[delphizip] Re: Multi-threading

From: Eric.Engler@xxxxxxxxxxxxxx
To: delphizip@xxxxxxxxxxxxx
Date: Fri, 12 Apr 2002 16:01:12 -0400

>My application is not multi-threaded.
>Does Zipmaster/zipbuilder have any code to make it
>multi-threaded?

For a quick answer - no, the DLLs do not make an
application into a multi-threaded application. You
have to do that yourself.

I wrote up a paper about this multi-threading issue.
The good news is that there is no reliability problem
after all - the guy who made that web site just didn't
understand the subject very well.

I am NOT recommending that everyone should start using
Multi-threaded programs!  In fact, I have seen a lot of
problems with Multi-threaded code so I am not advising
you to use it unless you have a specific need to do that.

My paper is attached to this message!  It's not light
reading but I think I explain it better than Microsoft
does!

Eric

                 Multi-threaded DLLs

NOTE: This discussion is limited to the architecture used by
the Delphi Zip DLLs. This paper does NOT apply to all types
of DLLs. COM/DCOM DLLs have a more sophisticated model.

I am intentionally being very redundant here. I often say 
the same thing several different ways. I do this in order
to ensure that you understand the material. This is a
confusing subject!

-    -    -    -    -    -    -   -   -   -   -   -   -

A "regular DLL" does not create any threads on it's own.
It is just a module that services requests made by an
application program. That application program might have
several threads of execution, so in that case each thread
might want to call a DLL function independantly.
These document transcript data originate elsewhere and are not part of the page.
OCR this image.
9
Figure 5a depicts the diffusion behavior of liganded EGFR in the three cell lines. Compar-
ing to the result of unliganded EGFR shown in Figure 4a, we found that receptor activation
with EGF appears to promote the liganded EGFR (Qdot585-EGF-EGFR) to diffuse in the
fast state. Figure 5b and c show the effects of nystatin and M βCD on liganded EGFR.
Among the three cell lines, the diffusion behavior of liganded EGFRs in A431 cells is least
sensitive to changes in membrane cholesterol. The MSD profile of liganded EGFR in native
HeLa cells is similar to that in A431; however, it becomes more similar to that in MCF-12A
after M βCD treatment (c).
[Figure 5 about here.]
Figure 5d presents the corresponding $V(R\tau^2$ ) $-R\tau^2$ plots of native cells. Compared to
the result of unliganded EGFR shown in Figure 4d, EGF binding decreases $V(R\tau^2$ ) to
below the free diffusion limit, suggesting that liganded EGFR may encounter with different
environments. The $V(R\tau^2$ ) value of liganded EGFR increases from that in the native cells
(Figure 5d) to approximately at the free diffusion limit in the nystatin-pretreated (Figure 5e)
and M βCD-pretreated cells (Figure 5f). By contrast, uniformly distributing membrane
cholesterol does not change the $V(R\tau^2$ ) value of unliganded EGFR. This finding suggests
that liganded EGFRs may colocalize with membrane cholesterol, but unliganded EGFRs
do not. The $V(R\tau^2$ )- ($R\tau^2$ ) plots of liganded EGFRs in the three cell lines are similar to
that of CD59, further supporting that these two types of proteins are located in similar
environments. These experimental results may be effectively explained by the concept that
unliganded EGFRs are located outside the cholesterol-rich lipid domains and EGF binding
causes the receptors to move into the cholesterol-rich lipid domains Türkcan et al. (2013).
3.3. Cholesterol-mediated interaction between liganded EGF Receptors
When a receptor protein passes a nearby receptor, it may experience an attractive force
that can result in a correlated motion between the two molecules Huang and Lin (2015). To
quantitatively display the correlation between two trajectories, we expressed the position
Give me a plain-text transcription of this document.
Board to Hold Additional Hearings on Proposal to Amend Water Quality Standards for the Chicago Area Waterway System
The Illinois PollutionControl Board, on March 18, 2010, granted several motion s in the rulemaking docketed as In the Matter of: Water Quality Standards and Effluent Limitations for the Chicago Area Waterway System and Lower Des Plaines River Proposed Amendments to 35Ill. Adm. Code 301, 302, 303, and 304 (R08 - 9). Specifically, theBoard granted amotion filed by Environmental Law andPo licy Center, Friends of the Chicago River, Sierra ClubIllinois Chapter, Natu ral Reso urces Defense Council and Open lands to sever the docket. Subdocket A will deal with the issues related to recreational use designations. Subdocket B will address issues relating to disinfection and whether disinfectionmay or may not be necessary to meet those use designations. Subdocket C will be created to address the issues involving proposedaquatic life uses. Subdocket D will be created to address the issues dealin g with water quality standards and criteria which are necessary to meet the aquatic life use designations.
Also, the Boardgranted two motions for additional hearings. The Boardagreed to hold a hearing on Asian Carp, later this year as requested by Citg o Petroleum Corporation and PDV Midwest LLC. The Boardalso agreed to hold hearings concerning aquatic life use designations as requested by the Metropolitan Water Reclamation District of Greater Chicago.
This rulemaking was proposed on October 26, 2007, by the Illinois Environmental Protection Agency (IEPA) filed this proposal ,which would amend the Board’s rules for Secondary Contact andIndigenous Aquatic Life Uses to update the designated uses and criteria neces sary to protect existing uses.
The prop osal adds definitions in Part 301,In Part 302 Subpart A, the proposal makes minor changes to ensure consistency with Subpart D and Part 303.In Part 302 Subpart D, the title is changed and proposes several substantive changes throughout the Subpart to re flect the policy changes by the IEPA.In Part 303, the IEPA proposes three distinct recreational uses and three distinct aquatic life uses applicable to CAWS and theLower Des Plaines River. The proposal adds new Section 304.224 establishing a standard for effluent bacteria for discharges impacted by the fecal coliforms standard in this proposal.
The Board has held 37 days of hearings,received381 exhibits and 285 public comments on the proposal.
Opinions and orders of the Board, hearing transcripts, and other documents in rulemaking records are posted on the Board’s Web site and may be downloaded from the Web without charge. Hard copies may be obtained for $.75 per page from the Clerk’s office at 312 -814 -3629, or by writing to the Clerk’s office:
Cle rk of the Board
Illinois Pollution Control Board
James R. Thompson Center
A DLL normally allocates memory for it's local variables
within the process space of the program who called it (your
Delphi or BCB program). If several processes use the DLL
at the same time, each process uses it's own memory and
there is no conflict. As far as different processes are
concerned the DLLs are fully reentrant.

The DLL does not allocate any memory until you call a 
function that needs to have some memory. For example, the
functions to actually zip or unzip files need to allocate
memory when they are called. After the function is done
processing they free their memory and return to the caller.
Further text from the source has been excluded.